Narendra Modi è attualmente il chief minister – cioè il capo del governo nazionale – dell’importante stato nordoccidentale del Gujarat. Ha posizioni molto radicali contro i musulmani, in un paese in cui gli indù costituiscono circa l’80 per cento della popolazione contro il 13 per cento dei musulmani. Sushil Kumar Shinde, attuale ministro indiano degli Affari interni, ha detto che nei primi nove mesi del 2013 si sono verificati 451 casi di violenza settaria, più di quanti ne se siano accaduti nel corso dell’intero 2012, e ha fatto sapere che i disordini e gli scontri si intensificheranno di più man mano che ci si avvicinerà alla data delle elezioni.

Il Partito del Congresso
Il Partito del Congresso, del quale è presidente Sonia Gandhi, è in difficoltà soprattutto per l’inflazione crescente e i continui scandali di corruzione e malgoverno che hanno provocato a febbraio del 2012 un grande sciopero generale. Il partito non sembra aver affrontato le principali contraddizioni che nel corso degli ultimi anni hanno segnato la politica e la società del paese: l’India del miracolo informatico e degli elevati tassi di crescita è contemporaneamente attraversata da pesanti carenze nello sviluppo delle infrastrutture, da gravi problemi nel campo dell’occupazione, dal permanere della diseguaglianza e della povertà e anche dalla presenza, in alcune regioni più povere, di una qualche forma di lotta armata come quella dei naxaliti.

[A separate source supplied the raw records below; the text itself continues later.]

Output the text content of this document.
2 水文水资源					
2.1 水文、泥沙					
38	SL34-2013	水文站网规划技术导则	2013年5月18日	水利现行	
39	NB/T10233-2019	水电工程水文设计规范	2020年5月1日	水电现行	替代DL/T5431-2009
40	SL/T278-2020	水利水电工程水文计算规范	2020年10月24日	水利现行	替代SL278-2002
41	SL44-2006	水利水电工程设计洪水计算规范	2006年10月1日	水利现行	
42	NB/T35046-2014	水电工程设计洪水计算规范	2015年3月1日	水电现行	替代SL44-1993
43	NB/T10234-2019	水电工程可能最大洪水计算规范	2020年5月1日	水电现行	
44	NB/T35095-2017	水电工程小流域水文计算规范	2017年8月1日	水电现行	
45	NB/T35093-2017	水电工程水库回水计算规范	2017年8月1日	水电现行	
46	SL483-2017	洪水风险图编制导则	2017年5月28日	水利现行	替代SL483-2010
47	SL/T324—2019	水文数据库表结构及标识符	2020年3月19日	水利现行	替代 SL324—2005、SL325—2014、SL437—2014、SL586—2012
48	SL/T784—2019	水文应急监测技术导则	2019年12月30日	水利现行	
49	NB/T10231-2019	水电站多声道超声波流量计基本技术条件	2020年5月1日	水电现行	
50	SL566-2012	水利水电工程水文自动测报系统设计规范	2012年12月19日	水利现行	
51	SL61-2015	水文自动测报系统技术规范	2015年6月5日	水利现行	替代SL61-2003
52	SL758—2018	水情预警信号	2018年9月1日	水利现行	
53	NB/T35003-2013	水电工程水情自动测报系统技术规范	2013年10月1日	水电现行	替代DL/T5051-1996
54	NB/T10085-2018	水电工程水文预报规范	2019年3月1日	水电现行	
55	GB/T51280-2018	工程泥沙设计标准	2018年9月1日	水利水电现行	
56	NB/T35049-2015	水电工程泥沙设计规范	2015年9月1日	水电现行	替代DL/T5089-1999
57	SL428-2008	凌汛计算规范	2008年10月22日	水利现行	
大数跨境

Nelle elezioni che si sono svolte in sette stati nel 2012, viste come una prima prova per il Congresso in vista delle legislative del 2014, il partito di governo ha subito una pesante sconfitta. Per rinnovare l’immagine del Congresso, nell’ottobre del 2012, il primo ministro Manmohan Singh aveva deciso un rimpasto dell’esecutivo e aveva cambiato 22 tra ministri e sottosegretari.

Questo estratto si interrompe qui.